Step3: Find the x - intercepts

Set $y = 0$. Then $\frac{1}{2}\sin(\frac{2}{3}x)=0$, which implies $\sin(\frac{2}{3}x)=0$. So, $\frac{2}{3}x = k\pi$, where $k\in\mathbb{Z}$. Solving for $x$, we have $x=\frac{3}{2}k\pi$. For one - cycle ($0\leq x\leq3\pi$), when $k = 0$, $x = 0$; when $k = 1$, $x=\frac{3\pi}{2}$; when $k = 2$, $x = 3\pi$.
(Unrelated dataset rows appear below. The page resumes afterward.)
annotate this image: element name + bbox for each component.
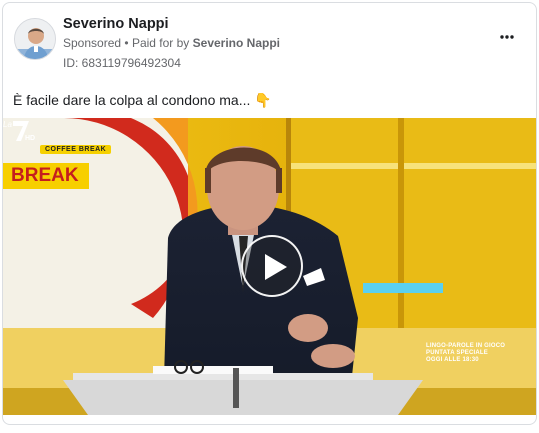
- ad-id: ID: 683119796492304: [63, 56, 181, 70]
- la7-logo: La HD: [3, 120, 35, 142]
- program-title: BREAK: [3, 163, 89, 189]
- more-horizontal-icon: [500, 35, 514, 39]
- svg-text:HD: HD: [25, 135, 35, 142]
- pointing-down-emoji: 👇: [254, 92, 272, 108]
- video-player[interactable]: COFFEE BREAK BREAK LINGO-PAROLE IN GIOCO…: [3, 118, 536, 415]
- sponsored-label: Sponsored: [63, 36, 122, 50]
- post-text: È facile dare la colpa al condono ma... …: [13, 92, 272, 109]
- post-text-body: È facile dare la colpa al condono ma...: [13, 92, 251, 108]
- ticker-line-3: OGGI ALLE 18:30: [426, 357, 479, 363]
- meta-separator: •: [124, 36, 129, 50]
- svg-text:La: La: [3, 120, 12, 129]
- author-name[interactable]: Severino Nappi: [63, 16, 169, 32]
- ticker-line-1: LINGO-PAROLE IN GIOCO: [426, 343, 506, 349]
- ticker-line-2: PUNTATA SPECIALE: [426, 350, 488, 356]
- play-icon: [265, 254, 287, 280]
- paid-for-prefix: Paid for by: [131, 36, 190, 50]
- ad-post-card: Severino Nappi Sponsored • Paid for by S…: [2, 2, 537, 425]
- avatar-image: [15, 19, 55, 59]
- sponsored-meta: Sponsored • Paid for by Severino Nappi: [63, 36, 280, 50]
- play-button[interactable]: [241, 235, 303, 297]
- more-options-button[interactable]: [496, 29, 518, 49]
- author-avatar[interactable]: [14, 18, 56, 60]
- post-header: Severino Nappi Sponsored • Paid for by S…: [3, 3, 536, 83]
- promo-ticker: LINGO-PAROLE IN GIOCO PUNTATA SPECIALE O…: [426, 343, 505, 364]
- paid-for-name: Severino Nappi: [192, 36, 281, 50]
- program-badge: COFFEE BREAK: [40, 145, 112, 154]
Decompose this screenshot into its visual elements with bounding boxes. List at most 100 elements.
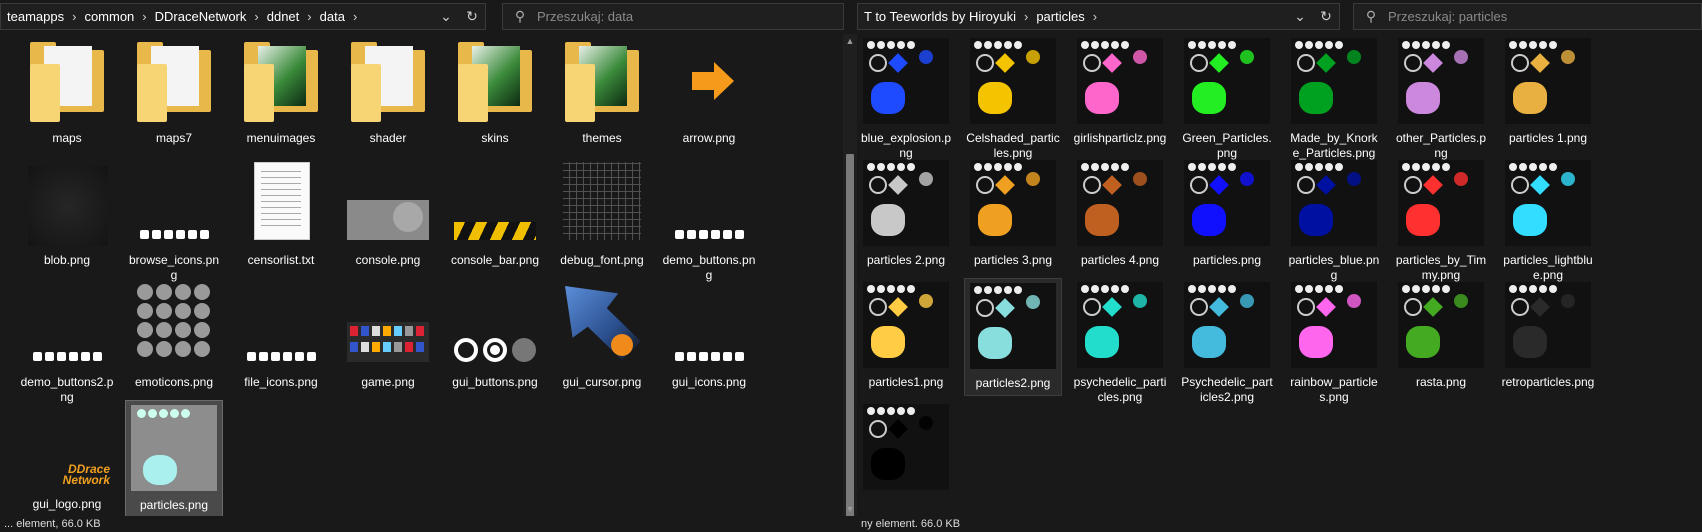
left-file-item[interactable]: gui_icons.png [660, 278, 758, 396]
icon-strip-image-icon [129, 160, 219, 250]
left-file-item[interactable]: browse_icons.png [125, 156, 223, 282]
right-file-item[interactable]: retroparticles.png [1499, 278, 1597, 396]
scroll-thumb[interactable] [846, 154, 854, 526]
right-file-item[interactable]: particles 4.png [1071, 156, 1169, 274]
particle-sheet-image-icon [861, 160, 951, 250]
right-file-item[interactable]: Celshaded_particles.png [964, 34, 1062, 160]
left-breadcrumb-item[interactable]: teamapps [7, 9, 64, 24]
right-file-item[interactable]: rainbow_particles.png [1285, 278, 1383, 404]
file-name-label: shader [369, 131, 407, 145]
left-file-item[interactable]: file_icons.png [232, 278, 330, 396]
chevron-down-icon[interactable]: ⌄ [1287, 4, 1313, 29]
breadcrumb-separator-icon[interactable]: › [353, 9, 357, 24]
right-file-item[interactable]: Made_by_Knorke_Particles.png [1285, 34, 1383, 160]
left-vertical-scrollbar[interactable]: ▲ ▼ [843, 34, 857, 526]
right-file-item[interactable]: psychedelic_particles.png [1071, 278, 1169, 404]
left-search-input[interactable]: Przeszukaj: data [537, 9, 633, 24]
breadcrumb-separator-icon[interactable]: › [254, 9, 258, 24]
folder-icon [22, 38, 112, 128]
left-file-item[interactable]: shader [339, 34, 437, 152]
right-file-item[interactable]: particles_lightblue.png [1499, 156, 1597, 282]
right-file-item[interactable]: Green_Particles.png [1178, 34, 1276, 160]
left-file-item[interactable]: menuimages [232, 34, 330, 152]
file-name-label: skins [481, 131, 509, 145]
breadcrumb-separator-icon[interactable]: › [1093, 9, 1097, 24]
scroll-down-icon[interactable]: ▼ [843, 502, 857, 516]
left-breadcrumb-item[interactable]: ddnet [267, 9, 300, 24]
right-address-bar[interactable]: T to Teeworlds by Hiroyuki › particles › ⌄ … [857, 3, 1340, 30]
right-breadcrumb-item[interactable]: particles [1036, 9, 1084, 24]
right-breadcrumb-item[interactable]: T to Teeworlds by Hiroyuki [864, 9, 1016, 24]
right-search-box[interactable]: ⚲ Przeszukaj: particles [1353, 3, 1702, 30]
left-file-item[interactable]: themes [553, 34, 651, 152]
particle-sheet-image-icon [1396, 160, 1486, 250]
folder-icon [557, 38, 647, 128]
left-file-item[interactable]: emoticons.png [125, 278, 223, 396]
left-file-item[interactable]: console.png [339, 156, 437, 274]
left-file-item[interactable]: particles.png [125, 400, 223, 518]
left-file-item[interactable]: demo_buttons.png [660, 156, 758, 282]
file-name-label: menuimages [246, 131, 316, 145]
particle-sheet-image-icon [1182, 38, 1272, 128]
breadcrumb-separator-icon[interactable]: › [1024, 9, 1028, 24]
left-file-item[interactable]: maps [18, 34, 116, 152]
file-name-label: particles2.png [975, 376, 1051, 390]
right-file-item[interactable]: particles_by_Timmy.png [1392, 156, 1490, 282]
left-file-item[interactable]: demo_buttons2.png [18, 278, 116, 404]
right-file-item[interactable]: particles.png [1178, 156, 1276, 274]
arrow-image-icon [664, 38, 754, 128]
right-file-item[interactable]: particles 2.png [857, 156, 955, 274]
left-file-item[interactable]: skins [446, 34, 544, 152]
folder-icon [236, 38, 326, 128]
right-status-bar: ny element. 66.0 KB [857, 516, 1702, 532]
right-file-item[interactable]: particles2.png [964, 278, 1062, 396]
file-name-label: game.png [361, 375, 415, 389]
right-search-input[interactable]: Przeszukaj: particles [1388, 9, 1507, 24]
left-file-item[interactable]: DDrace Network gui_logo.png [18, 400, 116, 518]
left-file-item[interactable]: blob.png [18, 156, 116, 274]
right-file-item[interactable]: Psychedelic_particles2.png [1178, 278, 1276, 404]
right-file-item[interactable]: rasta.png [1392, 278, 1490, 396]
left-breadcrumb-item[interactable]: data [320, 9, 345, 24]
left-breadcrumb-item[interactable]: DDraceNetwork [155, 9, 247, 24]
chevron-down-icon[interactable]: ⌄ [433, 4, 459, 29]
left-search-box[interactable]: ⚲ Przeszukaj: data [502, 3, 844, 30]
file-name-label: particles 4.png [1080, 253, 1160, 267]
left-file-item[interactable]: gui_buttons.png [446, 278, 544, 396]
right-file-item[interactable]: particles_blue.png [1285, 156, 1383, 282]
right-file-item[interactable]: girlishparticlz.png [1071, 34, 1169, 152]
font-sheet-image-icon [557, 160, 647, 250]
file-name-label: blob.png [43, 253, 91, 267]
file-name-label: gui_cursor.png [562, 375, 642, 389]
scroll-up-icon[interactable]: ▲ [843, 34, 857, 48]
left-file-item[interactable]: game.png [339, 278, 437, 396]
left-file-item[interactable]: arrow.png [660, 34, 758, 152]
breadcrumb-separator-icon[interactable]: › [142, 9, 146, 24]
file-name-label: file_icons.png [244, 375, 318, 389]
gui-buttons-image-icon [450, 282, 540, 372]
icon-strip-image-icon [236, 282, 326, 372]
text-file-icon [236, 160, 326, 250]
refresh-icon[interactable]: ↻ [459, 4, 485, 29]
right-file-item[interactable]: particles 1.png [1499, 34, 1597, 152]
file-name-label: girlishparticlz.png [1073, 131, 1167, 145]
left-file-item[interactable]: censorlist.txt [232, 156, 330, 274]
left-file-item[interactable]: debug_font.png [553, 156, 651, 274]
right-file-item[interactable]: blue_explosion.png [857, 34, 955, 160]
right-file-item[interactable] [857, 400, 955, 518]
particle-sheet-image-icon [1289, 38, 1379, 128]
left-breadcrumb-item[interactable]: common [84, 9, 134, 24]
refresh-icon[interactable]: ↻ [1313, 4, 1339, 29]
particle-sheet-image-icon [968, 38, 1058, 128]
left-address-bar[interactable]: teamapps › common › DDraceNetwork › ddnet › data… [0, 3, 486, 30]
breadcrumb-separator-icon[interactable]: › [307, 9, 311, 24]
left-file-item[interactable]: gui_cursor.png [553, 278, 651, 396]
right-file-item[interactable]: particles 3.png [964, 156, 1062, 274]
left-file-item[interactable]: maps7 [125, 34, 223, 152]
file-name-label: rasta.png [1415, 375, 1467, 389]
left-file-item[interactable]: console_bar.png [446, 156, 544, 274]
breadcrumb-separator-icon[interactable]: › [72, 9, 76, 24]
right-file-item[interactable]: other_Particles.png [1392, 34, 1490, 160]
left-status-bar: ... element, 66.0 KB [0, 516, 857, 532]
right-file-item[interactable]: particles1.png [857, 278, 955, 396]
Step4: Find the maxima and minima

The amplitude of the function is $|A|=\frac{1}{2}$. The maximum value of $y=\frac{1}{2}\sin(\frac{2}{3}x)$ occurs when $\sin(\frac{2}{3}x)=1$. Then $\frac{2}{3}x=\frac{\pi}{2}+2k\pi$, and $x=\frac{3\pi}{4}+3k\pi$. In the interval $[0,3\pi]$, when $k = 0$, $x=\frac{3\pi}{4}$ and $y=\frac{1}{2}$. The minimum value of $y=\frac{1}{2}\sin(\frac{2}{3}x)$ occurs when $\sin(\frac{2}{3}x)=-1$. Then $\frac{2}{3}x=\frac{3\pi}{2}+2k\pi$, and $x=\frac{9\pi}{4}+3k\pi$. In the interval $[0,3\pi]$, when $k = 0$, $x=\frac{9\pi}{4}$ and $y=-\frac{1}{2}$.

To graph the function, plot the x - intercepts $(0,0),(\frac{3\pi}{2},0),(3\pi,0)$, the maximum point $(\frac{3\pi}{4},\frac{1}{2})$, and the minimum point $(\frac{9\pi}{4},-\frac{1}{2})$ and then connect these points with a smooth curve.

Answer:

Plot the points $(0,0),(\frac{3\pi}{2},0),(3\pi,0),(\frac{3\pi}{4},\frac{1}{2}),(\frac{9\pi}{4},-\frac{1}{2})$ and connect them with a smooth curve for one - cycle of the function $y=\frac{1}{2}\sin(\frac{2}{3}x)$.